Never Enough by Dave Morrison

debuted 15 April 2009 | kept 572 times | click to keep
dispatch two

I had just dozed off when the phone rang. Lately sleeping had become like hide-and-go seek. I would hide under the blankets and hope that the coughing spasms wouldn’t find me. Because when they did, they dug their rusty fingers into my neck and breathed their dust down my throat. I was actually developing coughing muscles on my stomach and sides.

Of course, I smoke too much – way too much, I’m told - but not smoking makes me tense and anxious, and that makes me cough too, so what kind of choice is that?

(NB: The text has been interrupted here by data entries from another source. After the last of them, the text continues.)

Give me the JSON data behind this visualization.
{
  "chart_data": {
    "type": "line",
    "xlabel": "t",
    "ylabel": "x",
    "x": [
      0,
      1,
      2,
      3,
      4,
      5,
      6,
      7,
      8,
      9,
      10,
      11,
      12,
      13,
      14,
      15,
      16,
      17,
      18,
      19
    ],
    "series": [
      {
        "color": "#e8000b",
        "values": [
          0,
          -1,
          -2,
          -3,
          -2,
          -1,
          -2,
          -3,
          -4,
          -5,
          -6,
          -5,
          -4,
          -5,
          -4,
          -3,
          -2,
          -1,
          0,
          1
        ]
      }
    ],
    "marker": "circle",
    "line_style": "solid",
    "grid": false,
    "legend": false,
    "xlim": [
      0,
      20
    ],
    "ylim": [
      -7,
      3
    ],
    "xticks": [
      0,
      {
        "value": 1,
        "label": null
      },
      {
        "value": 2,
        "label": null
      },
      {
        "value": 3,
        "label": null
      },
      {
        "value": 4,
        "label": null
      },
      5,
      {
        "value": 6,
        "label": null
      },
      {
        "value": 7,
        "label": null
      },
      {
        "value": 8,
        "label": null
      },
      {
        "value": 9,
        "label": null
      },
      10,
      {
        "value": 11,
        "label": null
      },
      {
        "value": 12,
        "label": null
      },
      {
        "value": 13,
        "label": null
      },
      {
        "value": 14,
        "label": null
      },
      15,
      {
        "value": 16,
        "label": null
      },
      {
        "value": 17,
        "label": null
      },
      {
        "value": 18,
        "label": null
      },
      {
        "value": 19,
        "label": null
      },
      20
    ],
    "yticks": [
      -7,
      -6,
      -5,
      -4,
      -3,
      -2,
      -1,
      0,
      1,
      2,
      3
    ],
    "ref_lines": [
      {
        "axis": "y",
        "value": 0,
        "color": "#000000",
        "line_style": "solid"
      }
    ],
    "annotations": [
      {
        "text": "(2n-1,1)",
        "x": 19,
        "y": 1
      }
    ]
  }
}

Sleeping was tentative and anxious; dreams were little dry things, dead leaves. I have friends who smoke a bone before bed and swear by it. My dreams are weird enough without that shit, thank you very much. Drinking doesn’t help - I have to get up to pee in the middle of the night, and I wake up with a big thick head.

So, like I said, the phone rang, and chased away the sleep I’d just coaxed in. I had a moment of religion.

“Please God, not him...”

There is no God; it was him. I lit a smoke.

“H’lo?"

“Hey, Gina - hey...”

“Jesus, Jimmy, what?" Cough.

“Gina, I got something for you, to show–”

“No, Jimmy! It’s late–”

“Gina, I’m here...”

“What’re you talking about?”

“...look out your window...”

I looked. He was at the payphone across the street. He lit his lighter, and held it up in front of his face. He looked like a solemn Boy Scout in front of a campfire. I hated that he was doing this.

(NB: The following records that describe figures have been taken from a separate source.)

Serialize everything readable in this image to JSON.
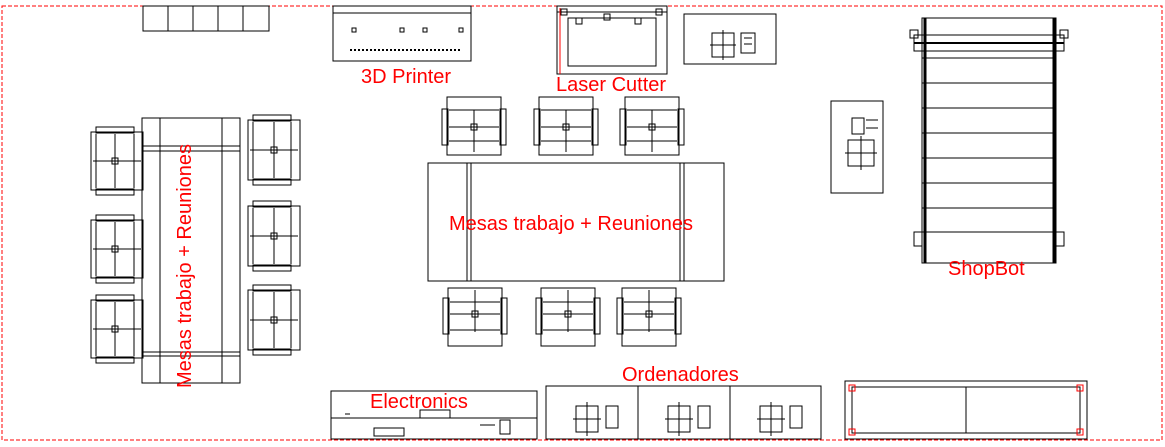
{
  "labels": {
    "printer": "3D Printer",
    "laser": "Laser Cutter",
    "mesas_center": "Mesas trabajo + Reuniones",
    "mesas_left": "Mesas trabajo + Reuniones",
    "shopbot": "ShopBot",
    "ordenadores": "Ordenadores",
    "electronics": "Electronics"
  },
  "colors": {
    "label": "#ff0000",
    "line": "#000000",
    "boundary": "#ff0000"
  }
}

At that point I would like to have said that I didn’t love him...maybe it was true, I don’t know. I had loved him a little, once, but I lost my nerve, like a thief that replaces the stolen article before it’s missed. Jimmy had not been gentle, but he had tried to be kind. He might have loved me a little. We weren’t friends, not really: it was something more and something less.

“Gina, come down! Come out with me... there’s something I want to show you.”

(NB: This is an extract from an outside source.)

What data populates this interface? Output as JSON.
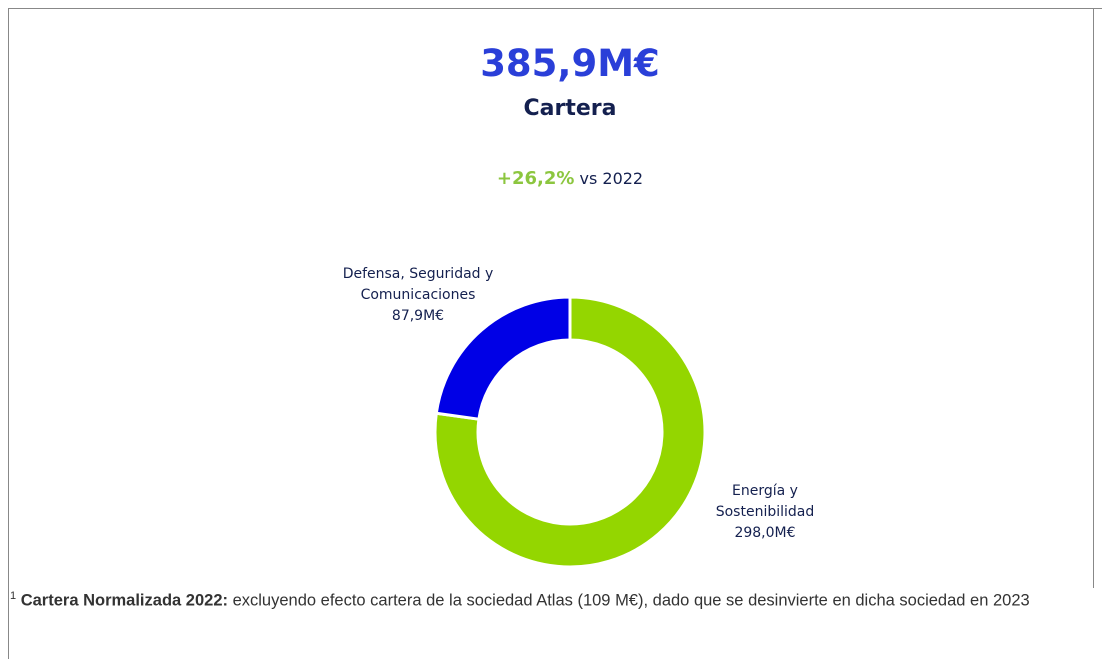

“Jimmy...I feel like shit, I just fell asleep...” I lit another smoke. I was shivering, wearing just a T-shirt and panties. “Why now, why tonight?”

Silence. I waited. Annoyed, I looked out the window. He stood holding the tiny flame, his face a beautifully scared jack-o-lantern. The payphone receiver swung.

I hung up the phone, cursing. As I pulled on my clothes, I wasn’t silly enough to think last time or never again.